Consultado por Transport & Cargo, Carlos Davidson, gerente de Relaciones Institucionales de Enarsa, tuvo más bien expresiones de deseos.
“Tenemos la puerta abierta para los armadores de bandera argentina, que puedan transportar nuestros productos”, señaló el directivo.
Desde dicha entidad reclaman que “los armadores argentinos participen del transporte de todos sus productos livianos-pesados y gasífero, brindando un servicio de calidad”, y se implemente la coordinación con armadores argentinos para incorporar buques gasíferos con bandera argentina. De esa forma, la entidad apunta a unificar la gestión Estado-empresas nacionales. También busca el desplazamiento, entre otras empresas, de Scan Bras broker brasileño-, que es definido como un “operador del negocio que nos ocupa”.
“¿Por qué el cabotaje nacional es hecho con buques y armadores extranjeros sin participación de armadores argentinos? Todo ello va en contra de todas las políticas del Gobierno de la presidente Cristina Fernández de Kirchner. ¿Quién es el que opera a favor de los intereses extranjeros? Sería bueno saberlo”, se preguntó Juan Carlos Fernández Bazán, presidente de la Cámara.
Sin tributo
Para el directivo, “los buques extranjeros no tributan en el país, no poseen tripulación argentina y sus costos son menores. Esto genera un circuito que favorece a Enarsa y al armador extranjero en desmedro de la bandera argentina. Es hora de que el trabajo argentino lo realicen los argentinos, única forma de seguir profundizando el modelo impulsado por el Poder Ejecutivo”.

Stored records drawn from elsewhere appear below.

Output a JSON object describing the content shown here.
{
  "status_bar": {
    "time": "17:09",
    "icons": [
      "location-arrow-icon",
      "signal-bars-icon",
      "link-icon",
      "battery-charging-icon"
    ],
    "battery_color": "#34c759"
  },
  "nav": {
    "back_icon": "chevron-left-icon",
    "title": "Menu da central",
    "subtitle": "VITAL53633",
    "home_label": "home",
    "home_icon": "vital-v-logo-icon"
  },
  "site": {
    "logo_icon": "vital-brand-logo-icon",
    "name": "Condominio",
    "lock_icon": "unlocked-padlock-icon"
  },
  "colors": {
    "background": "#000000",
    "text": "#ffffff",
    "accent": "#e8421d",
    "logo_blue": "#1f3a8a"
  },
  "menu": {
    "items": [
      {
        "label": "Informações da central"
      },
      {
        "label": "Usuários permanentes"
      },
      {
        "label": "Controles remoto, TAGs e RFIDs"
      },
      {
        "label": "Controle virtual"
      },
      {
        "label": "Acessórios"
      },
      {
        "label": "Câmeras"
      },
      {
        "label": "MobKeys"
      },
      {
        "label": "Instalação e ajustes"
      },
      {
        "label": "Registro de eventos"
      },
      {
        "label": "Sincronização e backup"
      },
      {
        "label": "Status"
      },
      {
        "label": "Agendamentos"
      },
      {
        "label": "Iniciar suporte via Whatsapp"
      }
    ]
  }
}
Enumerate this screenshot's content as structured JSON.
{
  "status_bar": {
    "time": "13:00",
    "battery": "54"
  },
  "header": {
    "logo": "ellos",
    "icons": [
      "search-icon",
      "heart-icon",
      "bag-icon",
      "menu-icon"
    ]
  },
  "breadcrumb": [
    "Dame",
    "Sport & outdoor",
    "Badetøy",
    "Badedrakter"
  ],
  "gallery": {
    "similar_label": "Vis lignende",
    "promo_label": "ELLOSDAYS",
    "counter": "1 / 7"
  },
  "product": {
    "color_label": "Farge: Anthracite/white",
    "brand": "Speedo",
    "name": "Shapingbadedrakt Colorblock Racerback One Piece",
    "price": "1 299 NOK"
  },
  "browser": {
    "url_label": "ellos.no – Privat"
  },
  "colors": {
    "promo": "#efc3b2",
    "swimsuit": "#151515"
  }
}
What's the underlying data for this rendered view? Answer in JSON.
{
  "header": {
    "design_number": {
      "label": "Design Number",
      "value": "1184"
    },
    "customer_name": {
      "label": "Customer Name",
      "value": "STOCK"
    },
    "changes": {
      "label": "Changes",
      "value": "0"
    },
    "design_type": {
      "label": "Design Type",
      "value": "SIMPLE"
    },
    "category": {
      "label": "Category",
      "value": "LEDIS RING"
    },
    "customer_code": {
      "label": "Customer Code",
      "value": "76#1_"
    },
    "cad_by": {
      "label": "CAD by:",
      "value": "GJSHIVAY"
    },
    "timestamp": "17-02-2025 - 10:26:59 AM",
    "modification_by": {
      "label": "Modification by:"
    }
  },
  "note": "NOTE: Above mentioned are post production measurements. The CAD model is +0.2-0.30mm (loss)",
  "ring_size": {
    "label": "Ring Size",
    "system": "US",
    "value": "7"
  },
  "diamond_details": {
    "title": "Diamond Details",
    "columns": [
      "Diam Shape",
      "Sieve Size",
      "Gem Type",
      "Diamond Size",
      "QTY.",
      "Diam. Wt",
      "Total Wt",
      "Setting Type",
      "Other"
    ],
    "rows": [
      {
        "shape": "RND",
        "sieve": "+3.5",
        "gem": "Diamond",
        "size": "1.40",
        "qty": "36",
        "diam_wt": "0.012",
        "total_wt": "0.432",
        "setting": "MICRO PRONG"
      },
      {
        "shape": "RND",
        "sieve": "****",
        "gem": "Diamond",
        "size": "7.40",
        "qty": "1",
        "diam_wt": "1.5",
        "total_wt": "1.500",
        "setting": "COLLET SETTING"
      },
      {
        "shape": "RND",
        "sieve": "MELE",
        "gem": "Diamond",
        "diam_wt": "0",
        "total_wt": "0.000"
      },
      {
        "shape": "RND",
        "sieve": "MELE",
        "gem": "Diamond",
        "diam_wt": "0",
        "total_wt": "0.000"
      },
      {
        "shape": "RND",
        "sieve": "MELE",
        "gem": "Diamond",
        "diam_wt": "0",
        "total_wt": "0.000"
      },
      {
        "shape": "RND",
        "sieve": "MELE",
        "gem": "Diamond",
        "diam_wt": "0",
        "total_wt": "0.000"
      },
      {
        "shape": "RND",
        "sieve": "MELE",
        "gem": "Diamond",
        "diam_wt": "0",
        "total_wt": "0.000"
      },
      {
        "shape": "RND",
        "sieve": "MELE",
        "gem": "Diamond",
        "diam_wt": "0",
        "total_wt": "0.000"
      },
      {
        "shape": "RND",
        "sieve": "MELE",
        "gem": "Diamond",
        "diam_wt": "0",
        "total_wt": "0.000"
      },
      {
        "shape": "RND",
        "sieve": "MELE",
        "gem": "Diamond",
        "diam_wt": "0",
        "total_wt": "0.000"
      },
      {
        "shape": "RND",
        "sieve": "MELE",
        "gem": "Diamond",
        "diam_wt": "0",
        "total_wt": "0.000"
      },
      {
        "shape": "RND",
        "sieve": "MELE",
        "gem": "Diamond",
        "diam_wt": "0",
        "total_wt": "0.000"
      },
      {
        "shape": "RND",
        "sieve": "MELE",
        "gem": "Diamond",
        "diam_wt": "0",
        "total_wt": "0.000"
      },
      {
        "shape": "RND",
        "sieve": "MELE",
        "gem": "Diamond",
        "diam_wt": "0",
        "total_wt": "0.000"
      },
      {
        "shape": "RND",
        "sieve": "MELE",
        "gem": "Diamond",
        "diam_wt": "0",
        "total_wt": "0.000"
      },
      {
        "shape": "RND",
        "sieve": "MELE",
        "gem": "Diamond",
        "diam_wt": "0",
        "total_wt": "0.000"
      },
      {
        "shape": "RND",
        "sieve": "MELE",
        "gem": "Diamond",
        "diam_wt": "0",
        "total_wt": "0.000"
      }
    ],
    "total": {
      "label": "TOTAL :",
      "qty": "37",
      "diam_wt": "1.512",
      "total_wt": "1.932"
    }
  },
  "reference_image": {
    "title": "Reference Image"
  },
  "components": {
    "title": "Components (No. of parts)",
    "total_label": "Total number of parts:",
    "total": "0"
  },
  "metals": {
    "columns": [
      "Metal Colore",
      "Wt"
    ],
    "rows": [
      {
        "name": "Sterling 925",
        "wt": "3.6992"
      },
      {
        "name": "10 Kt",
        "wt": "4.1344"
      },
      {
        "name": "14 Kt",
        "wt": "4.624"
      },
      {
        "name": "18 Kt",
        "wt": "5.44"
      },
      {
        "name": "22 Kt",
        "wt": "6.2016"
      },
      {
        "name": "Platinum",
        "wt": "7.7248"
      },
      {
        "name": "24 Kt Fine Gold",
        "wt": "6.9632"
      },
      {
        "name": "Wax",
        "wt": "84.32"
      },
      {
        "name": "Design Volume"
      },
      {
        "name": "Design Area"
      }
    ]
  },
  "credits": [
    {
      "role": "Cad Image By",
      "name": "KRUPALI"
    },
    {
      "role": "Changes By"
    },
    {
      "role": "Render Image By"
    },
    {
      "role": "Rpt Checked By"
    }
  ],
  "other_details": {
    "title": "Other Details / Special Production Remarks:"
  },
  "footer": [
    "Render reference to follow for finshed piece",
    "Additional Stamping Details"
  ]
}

Un caso similar sucede con Oil Combustibles SA, firma que viene pidiendo excepciones a la Ley de Cabotaje Nacional para transportar entre 30.000 y 50.000 metros cúbicos de petróleo. La solicitud fue bloqueada por la cámara, poniendo a disposición los buques de bandera argentina. Sin embargo, la petrolera rechazó la oferta por escrito aduciendo que las naves “no cumplen con los requisitos”.
Desde la Cámara de Armadores de Bandera Argentina, opinaron que con la negativa, Oil Combustibles “se arroga la función de interprete de la Ley de Cabotaje, como si fuese su órgano de aplicación”.
Al cierre de esta edición, el trámite de excepción aún no había sido resuelto por la Dirección de Vías Navegables de la Nación.
“Este grupo, instalado dentro de las empresas, desnaturaliza la Ley Cabotaje procura forzar el error de los funcionarios actuantes y los compromete ante la ley. Ya detectamos situaciones análogas en otras empresas y estamos trabajando en las presentaciones correspondientes”, aseveró la fuente consultada.